UPC researcher Marta Ruiz Costa-Jussà has been recognised with a Starting Grant from the European Research Council (ERC) to explore new automatic translation methods for text and voice. With the LUNAR project, she will research an automatic translation system that is more efficient than existing ones and offers similar qualities for majority and minority languages.
Traditional dictionaries have been obsolete for years. New technologies have taken over and improved on the function of dictionaries to allow much faster, more complete consultations. Similarly, thousands of translators a transformation in their profession in recent years. The slowest, most tedious process of translating long texts has been automated and human talent is focused on more technical, abstract aspects of language, which are still difficult for machines to understand.
Automatic translation software is everywhere and brings cultures closer together in a way that has not been achieved before. Almost instantaneously, it can translate text and voice between hundreds of languages. However, there is still considerable room for improvement. Since 2002, the Universitat Politècnica de Catalunya · BarcelonaTech (UPC) has been a benchmark in the field, led by professors in the Signal Theory and Communication and Computer Science departments such as José B. Mariño, José A. R. Fonollosa and Lluís Màrquez.
The LUNAR project
Recently, researcher Marta Ruiz Costa-Jussà, from the Computer Science Department, was awarded a grant of 1.5 million euros from the European Research Council (ERC) to carry out research in this area. Ruiz Costa-Jussà has successfully coordinated national and international projects and has received several distinctions such as the Google Faculty Research Awards of 2018 and 2019.

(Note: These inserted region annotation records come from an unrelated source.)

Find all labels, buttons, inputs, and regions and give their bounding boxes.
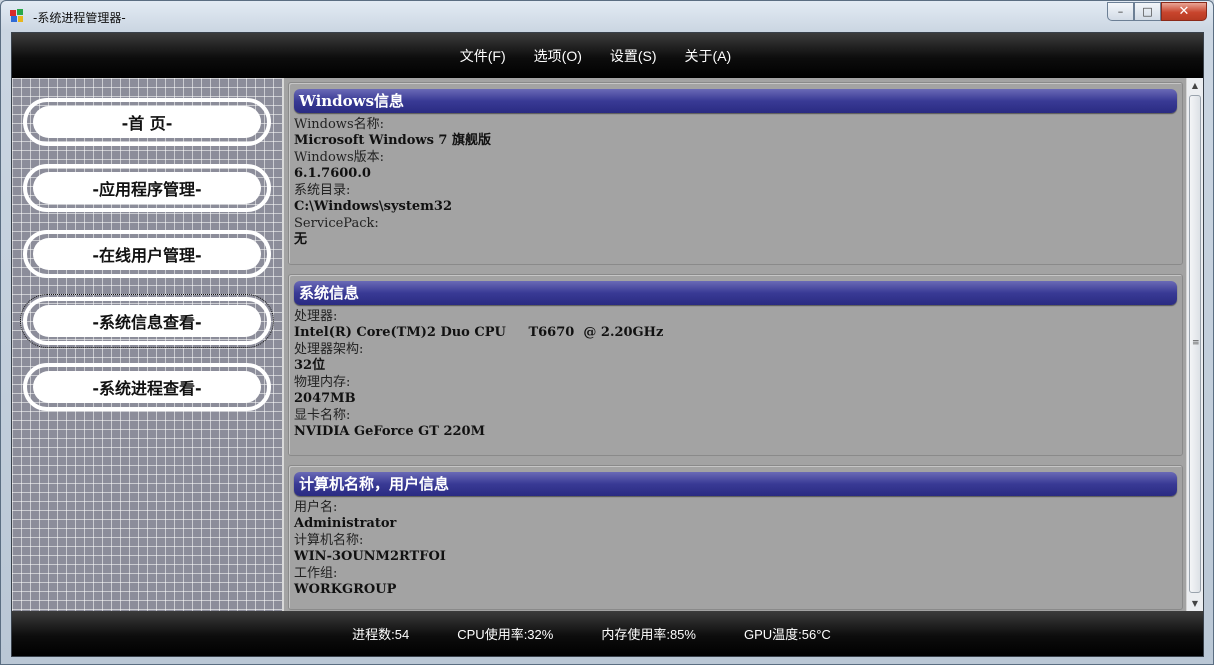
nav-app-management-button[interactable]: -应用程序管理- — [23, 164, 271, 212]
menu-options[interactable]: 选项(O) — [534, 46, 582, 66]
nav-process-view-label: -系统进程查看- — [33, 371, 261, 403]
field-physical-memory: 物理内存: 2047MB — [289, 374, 1182, 407]
gpu-temperature: GPU温度:56°C — [743, 627, 831, 642]
field-value: 无 — [294, 232, 308, 247]
field-label: 显卡名称: — [294, 408, 351, 423]
cpu-usage: CPU使用率:32% — [457, 627, 554, 642]
field-graphics-card: 显卡名称: NVIDIA GeForce GT 220M — [289, 407, 1182, 440]
field-system-directory: 系统目录: C:\Windows\system32 — [289, 182, 1182, 215]
field-label: ServicePack: — [294, 216, 379, 231]
scroll-down-arrow-icon[interactable]: ▼ — [1187, 596, 1203, 612]
nav-home-label: -首 页- — [33, 106, 261, 138]
field-processor: 处理器: Intel(R) Core(TM)2 Duo CPU T6670 @ … — [289, 308, 1182, 341]
field-service-pack: ServicePack: 无 — [289, 215, 1182, 248]
menu-bar: 文件(F) 选项(O) 设置(S) 关于(A) — [12, 33, 1203, 78]
field-value: WIN-3OUNM2RTFOI — [294, 549, 446, 564]
field-label: 计算机名称: — [294, 533, 364, 548]
field-value: Microsoft Windows 7 旗舰版 — [294, 133, 492, 148]
field-windows-name: Windows名称: Microsoft Windows 7 旗舰版 — [289, 116, 1182, 149]
nav-process-view-button[interactable]: -系统进程查看- — [23, 363, 271, 411]
nav-system-info-button[interactable]: -系统信息查看- — [20, 294, 274, 348]
field-windows-version: Windows版本: 6.1.7600.0 — [289, 149, 1182, 182]
field-value: 32位 — [294, 358, 326, 373]
title-bar[interactable]: -系统进程管理器- – □ ✕ — [1, 1, 1213, 31]
field-value: 2047MB — [294, 391, 356, 406]
vertical-scrollbar[interactable]: ▲ ≡ ▼ — [1186, 78, 1203, 612]
field-label: 物理内存: — [294, 375, 351, 390]
nav-home-button[interactable]: -首 页- — [23, 98, 271, 146]
field-architecture: 处理器架构: 32位 — [289, 341, 1182, 374]
field-label: 用户名: — [294, 500, 338, 515]
app-icon — [10, 9, 23, 22]
field-username: 用户名: Administrator — [289, 499, 1182, 532]
maximize-button[interactable]: □ — [1134, 2, 1161, 21]
close-button[interactable]: ✕ — [1161, 2, 1207, 21]
computer-user-section: 计算机名称，用户信息 用户名: Administrator 计算机名称: WIN… — [288, 465, 1183, 610]
system-info-section: 系统信息 处理器: Intel(R) Core(TM)2 Duo CPU T66… — [288, 274, 1183, 456]
field-computer-name: 计算机名称: WIN-3OUNM2RTFOI — [289, 532, 1182, 565]
field-label: Windows版本: — [294, 150, 384, 165]
field-value: C:\Windows\system32 — [294, 199, 452, 214]
minimize-button[interactable]: – — [1107, 2, 1134, 21]
nav-system-info-label: -系统信息查看- — [33, 305, 261, 337]
app-window: -系统进程管理器- – □ ✕ 文件(F) 选项(O) 设置(S) 关于(A) … — [0, 0, 1214, 665]
menu-about[interactable]: 关于(A) — [685, 46, 732, 66]
field-workgroup: 工作组: WORKGROUP — [289, 565, 1182, 598]
field-value: NVIDIA GeForce GT 220M — [294, 424, 485, 439]
field-label: 系统目录: — [294, 183, 351, 198]
field-value: 6.1.7600.0 — [294, 166, 371, 181]
memory-usage: 内存使用率:85% — [601, 627, 696, 642]
grip-icon: ≡ — [1192, 338, 1200, 348]
field-value: WORKGROUP — [294, 582, 397, 597]
scroll-thumb[interactable]: ≡ — [1189, 95, 1201, 593]
field-label: 处理器: — [294, 309, 338, 324]
windows-info-header: Windows信息 — [294, 89, 1177, 113]
nav-online-users-button[interactable]: -在线用户管理- — [23, 230, 271, 278]
status-bar: 进程数:54 CPU使用率:32% 内存使用率:85% GPU温度:56°C — [12, 611, 1203, 656]
info-panel: Windows信息 Windows名称: Microsoft Windows 7… — [284, 78, 1189, 612]
windows-info-section: Windows信息 Windows名称: Microsoft Windows 7… — [288, 82, 1183, 265]
menu-file[interactable]: 文件(F) — [460, 46, 506, 66]
field-value: Intel(R) Core(TM)2 Duo CPU T6670 @ 2.20G… — [294, 325, 664, 340]
nav-app-management-label: -应用程序管理- — [33, 172, 261, 204]
field-label: 处理器架构: — [294, 342, 364, 357]
nav-online-users-label: -在线用户管理- — [33, 238, 261, 270]
computer-user-header: 计算机名称，用户信息 — [294, 472, 1177, 496]
menu-settings[interactable]: 设置(S) — [610, 46, 657, 66]
field-label: Windows名称: — [294, 117, 384, 132]
process-count: 进程数:54 — [352, 627, 410, 642]
system-info-header: 系统信息 — [294, 281, 1177, 305]
field-label: 工作组: — [294, 566, 338, 581]
sidebar: -首 页- -应用程序管理- -在线用户管理- -系统信息查看- -系统进程查看… — [12, 78, 284, 612]
client-area: 文件(F) 选项(O) 设置(S) 关于(A) -首 页- -应用程序管理- -… — [11, 32, 1204, 657]
scroll-up-arrow-icon[interactable]: ▲ — [1187, 78, 1203, 94]
field-value: Administrator — [294, 516, 397, 531]
window-title: -系统进程管理器- — [33, 11, 126, 25]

The Lifelong UNiversal lAnguage Representation – LUNAR project will investigate various improvements in the neural system used in automatic translation since 2014. This system, based on deep learning, has left behind the systems of rules and statistics previously used in automatic translation. Systems of rules required thousands of rules and enormous dictionaries. Statistical systems needed banks of translations for each language (quadratic dependence). Although neural systems are also dependent on banks of translations, they provide an alternative through which the neural system establishes an intermediate language (a type of mathematical Esperanto) to and from which all translations pass. Thus, the entire process is more efficient (with linear dependence) and higher quality, as all efforts can be concentrated on coding and decoding the intermediate language.
However, this method, which is used by the giants of automatic translation, has some disadvantages. For example, as one universal coder and decoder is used, languages that have fed the system with less resources cannot obtain translations as rich as those obtained by languages with more resources. These are minority languages, or languages from remote areas where the language has not been computerised as fully.
Language inclusivity and voice translation
The LUNAR project will study a solution for languages that are underrepresented in text databases and in the audio material that feeds the system. By establishing specific coders and decoders for each language, the aim is for translation from the intermediate language to be as rich and complete as possible in all languages.
In addition, the LUNAR project will make it possible for this system to work for automatic voice translation. This aspect is one of the most notable, as achieving it would represent great progress in this research field (it is a functionality that even the giants of automatic translation have not been able to apply).
Ethics in automatic translation systems
Finally, the LUNAR project will develop an awareness of the bias in current automatic translations. This is a geopolitical bias, which consists of the underrepresentation of African and Asian languages, among others, and results in worse translations of these languages. It is also a gender bias, which is inevitably absorbed from the texts and audio material that feed the system and can cause, for example, the neutral English word “nurse” to always be translated as feminine and “doctor” as masculine. Finally, it is a corporate bias, as much of these data come from large corporations that in some way influence the range of vocabulary and the types of information that the system uses. The results of LUNAR do not ignore these biases; they report and mitigate them.